John Neff glances back over his shoulder to the empty café, to make sure no one is spying on us as he divulges the details of a work in progress. With Neff, whose large-scale sculptural installations are often spectacularly theatrical, it’s difficult to tell if his paranoia is also a bit of theatrics. In any case, I swore to keep Neff’s plans secret, and they are no small plans. He often thinks big. For instance, his current gallery installation at the Museum of Contemporary Art, part of the “Production Site” group exhibition, is envisioned as a 1:5.75 scale model for a pornographic enlarging machine, of sorts. If ever fully realized and magnified, according to Neff’s scaled dimensions, the life-sized body casts here would become god-sized, and the printed pornographic images would be human-sized, and almost real. At least, that is the fantasy.
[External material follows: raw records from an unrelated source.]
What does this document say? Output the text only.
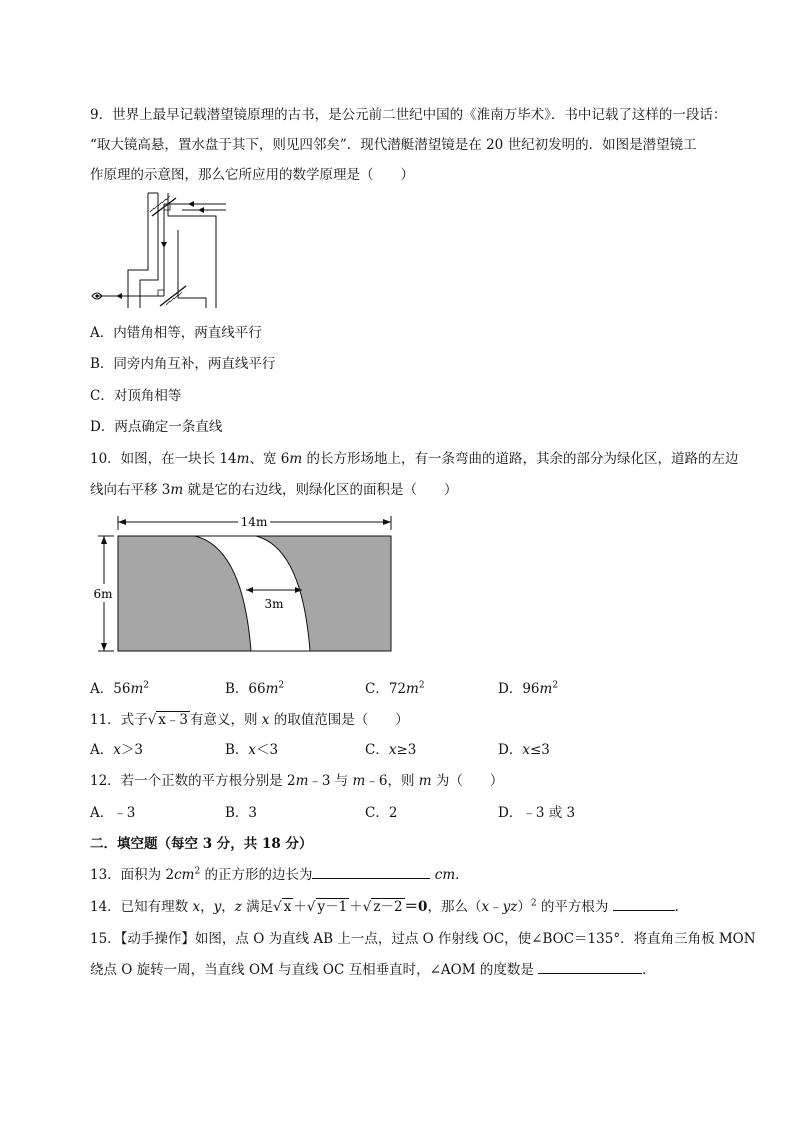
9．世界上最早记载潜望镜原理的古书，是公元前二世纪中国的《淮南万毕术》．书中记载了这样的一段话：
“取大镜高悬，置水盘于其下，则见四邻矣”．现代潜艇潜望镜是在 20 世纪初发明的．如图是潜望镜工
作原理的示意图，那么它所应用的数学原理是（　　）
A．内错角相等，两直线平行
B．同旁内角互补，两直线平行
C．对顶角相等
D．两点确定一条直线
10．如图，在一块长 14m、宽 6m 的长方形场地上，有一条弯曲的道路，其余的部分为绿化区，道路的左边
线向右平移 3m 就是它的右边线，则绿化区的面积是（　　）
14m
6m
3m
A．$56m^2$	B．$66m^2$	C．$72m^2$	D．$96m^2$
11．式子√ x﹣3 有意义，则 x 的取值范围是（　　）
A．x＞3	B．x＜3	C．x≥3	D．x≤3
12．若一个正数的平方根分别是 2m﹣3 与 m﹣6，则 m 为（　　）
A．﹣3	B．3	C．2	D．﹣3 或 3
二．填空题（每空 3 分，共 18 分）
13．面积为 $2cm^2$ 的正方形的边长为	cm．
14．已知有理数 x，y，z 满足√ x ＋√ y－1 ＋√ z－2 ＝0，那么（x﹣yz）$^2$ 的平方根为	．
15．【动手操作】如图，点 O 为直线 AB 上一点，过点 O 作射线 OC，使∠BOC＝135°．将直角三角板 MON
绕点 O 旋转一周，当直线 OM 与直线 OC 互相垂直时，∠AOM 的度数是	．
In press releases, art reviews and artist statements, we often read that a particular work of art is responsible for seismic shifts of consciousness. For example, an artwork can create a tension (political, sexual, formal, whatever), or it re-orders and recontextualizes our perception, or it unearths deep-seated fears and desires within the viewer. That contemporary art rarely attains these lofty goals isn’t the failing of inflated art speak, but the confusion of virtual reality for real reality. Whatever the fiction—porn, religion, or art—you must have a lapse of cold sober reality if the power of fantasy is to take hold.
Neff is clearly a believer in the fantasy of image making. On the gallery wall, he posts this text: “The Pantograph will be a machine that enables users to replicate and re-photograph poses observed in gay male pornographic digital images using live models.” It will? That’s a rather assertive promise, but it does not work if your imagination is not properly attuned. Says Neff of creativity and sexual desire, they stem from the same origin.
In urban monuments we often see a heroic trailblazer sitting triumphantly atop his horse, but sitting quietly and still is the posture of contemporary society, says Neff, referring to computer users, and he’s made a monument to those armchair travelers in this installation. A short vacation inside the artist’s whirlwind of allusions (Cotan’s veined cabbages, Walt Whitman, classical Greek statuary, Renaissance-era humanism versus religiosity, gay porn) is rewarding, and you leave feeling like you learned something. One can dream and hope and imagine that Neff will one day create his machine on a grand scale, the way he truly envisions it. If art could only have so much power. (Jason Foumberg)
John Neff shows in “Production Site: The Artist’s Studio Inside-Out” at the Museum of Contemporary Art, 220 East Chicago, through May 30.